Nurturing the Mathematical Middle School Child

Pupils at school doing their homework

 

Pupils at school doing their homework

 

By the year 2020, 5 million technology jobs in the US alone will go unfilled. This means that a child who is interested in science, technology, education, and mathematics will have a much better chance at working in a lucrative career than one who studies more general subjects

Mathematics: A Universal Language

While it is possible to point to tangible evidence of the application of science, engineering, or technology in the real world, mathematics is abstract. It’s hard to pin down the value of precision, and harder to romanticise numbers and make them interesting for children.

Yet, mathematics is the closest thing we have to a universal language. A student who solves an Order of Operations problem in China will get the same answer as a student in Brazil.

 

The Middle School Years

In Middle School, children are developing independent thinking, experiencing strong emotions, and forming strong social connections. It is the perfect time to get them interested in math.

Independent Critical Thinking

Middle School is a time of growing confidence because children are developing critical thinking about new situations and contexts.

Emotional Extremes

Preadolescence appears to be a time of emotional extremes, where everything is either loved or hated and where everything is judged as either good or bad. At this developmental stage, feelings are strong for everything, including math. Since it’s a transitional age when children are nervously trying to cope with change, parents and teachers should cultivate a growth mindset that connects math to real life. Now is a good opportunity to take advantage of an “all or nothing” attitude.

Social Community

This is a time when the opinion of peers takes on great importance. In the desire to feel part of the crowd, children will either accept or reject character values that will help or hurt them in later life. It’s a good time for a child to connect with a community of peers interested in math.

 

Why the Common Core was Necessary

Educators developed the Common Core because US students are doing poorly in a number of subjects, especially in mathematics, compared to other countries around the world.

Unfortunately, the statistics are rather grim. Out of 100 middle school students, 93 are interested in going to college, but only 70 will graduate from high school. Then, out of these high school graduates, only 44 will enroll in college, and out of these college students, only 26 will earn a degree.

In past eras, success in life and a college education were not necessarily correlated. Character and hard work could often make up the difference, but now we are entering a knowledge era. Consequently, those who are less educated will earn far less than those who are well-educated.

However, not all education is equal. Those who have a good grasp of mathematical and scientific thinking will number among those who prosper in the coming decades.

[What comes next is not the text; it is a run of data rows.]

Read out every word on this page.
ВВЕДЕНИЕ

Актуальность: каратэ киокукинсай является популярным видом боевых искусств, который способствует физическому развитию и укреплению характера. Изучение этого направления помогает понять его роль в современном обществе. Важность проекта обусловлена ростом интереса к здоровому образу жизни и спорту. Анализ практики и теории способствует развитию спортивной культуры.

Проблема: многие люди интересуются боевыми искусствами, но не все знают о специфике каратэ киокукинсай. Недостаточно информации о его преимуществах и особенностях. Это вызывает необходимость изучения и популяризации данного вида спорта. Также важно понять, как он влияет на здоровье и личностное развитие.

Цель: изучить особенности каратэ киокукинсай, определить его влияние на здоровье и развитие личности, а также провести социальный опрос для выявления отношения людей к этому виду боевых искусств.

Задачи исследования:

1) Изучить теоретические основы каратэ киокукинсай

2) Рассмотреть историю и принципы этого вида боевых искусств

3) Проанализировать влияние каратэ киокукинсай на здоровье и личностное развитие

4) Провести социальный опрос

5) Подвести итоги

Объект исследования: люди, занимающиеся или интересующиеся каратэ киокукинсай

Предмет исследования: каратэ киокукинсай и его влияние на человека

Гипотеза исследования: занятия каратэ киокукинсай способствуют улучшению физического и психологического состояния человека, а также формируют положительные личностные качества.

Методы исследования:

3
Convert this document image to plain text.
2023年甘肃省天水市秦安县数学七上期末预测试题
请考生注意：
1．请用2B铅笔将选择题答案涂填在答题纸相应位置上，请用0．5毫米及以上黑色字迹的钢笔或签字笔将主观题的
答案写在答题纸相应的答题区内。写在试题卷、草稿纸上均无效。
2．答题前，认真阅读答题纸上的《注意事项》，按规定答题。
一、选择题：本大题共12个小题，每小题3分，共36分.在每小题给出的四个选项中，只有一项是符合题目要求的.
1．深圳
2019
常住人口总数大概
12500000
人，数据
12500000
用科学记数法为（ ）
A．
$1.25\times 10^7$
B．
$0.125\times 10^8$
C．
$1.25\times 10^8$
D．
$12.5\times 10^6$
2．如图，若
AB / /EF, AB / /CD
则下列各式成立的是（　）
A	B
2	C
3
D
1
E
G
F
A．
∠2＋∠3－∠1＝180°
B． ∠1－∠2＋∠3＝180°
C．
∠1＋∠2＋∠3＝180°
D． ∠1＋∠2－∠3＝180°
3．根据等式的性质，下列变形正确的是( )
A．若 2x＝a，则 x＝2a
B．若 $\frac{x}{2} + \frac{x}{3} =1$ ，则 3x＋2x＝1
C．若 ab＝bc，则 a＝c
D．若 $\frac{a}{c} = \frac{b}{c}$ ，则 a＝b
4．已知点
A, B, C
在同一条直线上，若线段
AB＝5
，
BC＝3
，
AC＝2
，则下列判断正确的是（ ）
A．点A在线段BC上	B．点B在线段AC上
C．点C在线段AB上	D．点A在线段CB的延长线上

The reason why the common core curriculum was developed was because of this grim educational scenario. While firms like edulastic.com are making it easier to embrace this new initiative, parents and teachers also have to do their part in encouraging a growth mindset — and middle school appears to be the best time to do it.

 

Why Most People Dislike Math

Mathematics is not a popular subject. Ironically, this much-maligned subject is no more difficult than any other subject. You rarely see its value championed anywhere, yet plenty of antagonism for it. The reason for this is that as a culture, we see quality and talk about it, but view quantity as less interesting.

We often have little to say about quantitative values, as quality is something that lends itself to ample description. Quality can be vivified in all sorts of ways. Consequently, most educational, entertainment and commercial messages focus on the qualitative elements of something, rather than its qualitative side.

While developing an appreciation for the qualitative value of things is important, of course, this does not mean that quantity is not important.

 

How to Interest Children in Maths

One way to interest children in quantity is to show them the relationship between quantity and their favorite sports heroes.

Here are two examples:

Michael Jordan

Michael Jordan is often reckoned to be the greatest basketball player to have ever lived. However, this is not because of the artistry of his air shots but because of his mind-boggling sports statistics. It is his filmed air shots that capture our attention rather than a long-drawn out review of his statistics.

Usain Bolt

Similarly, after watching several Olympics, we consider Usain Bolt a better runner than Tyson Gay. Again, this is simply because of the mathematics of the sports. It is the look of ecstasy that Bolt has when passing his rivals that freezes in our imagination rather than a full appreciation of the mathematics of how he is the fastest man on earth.

Highlighting the value of math in these contexts will bring about a greater appreciation for numbers in children.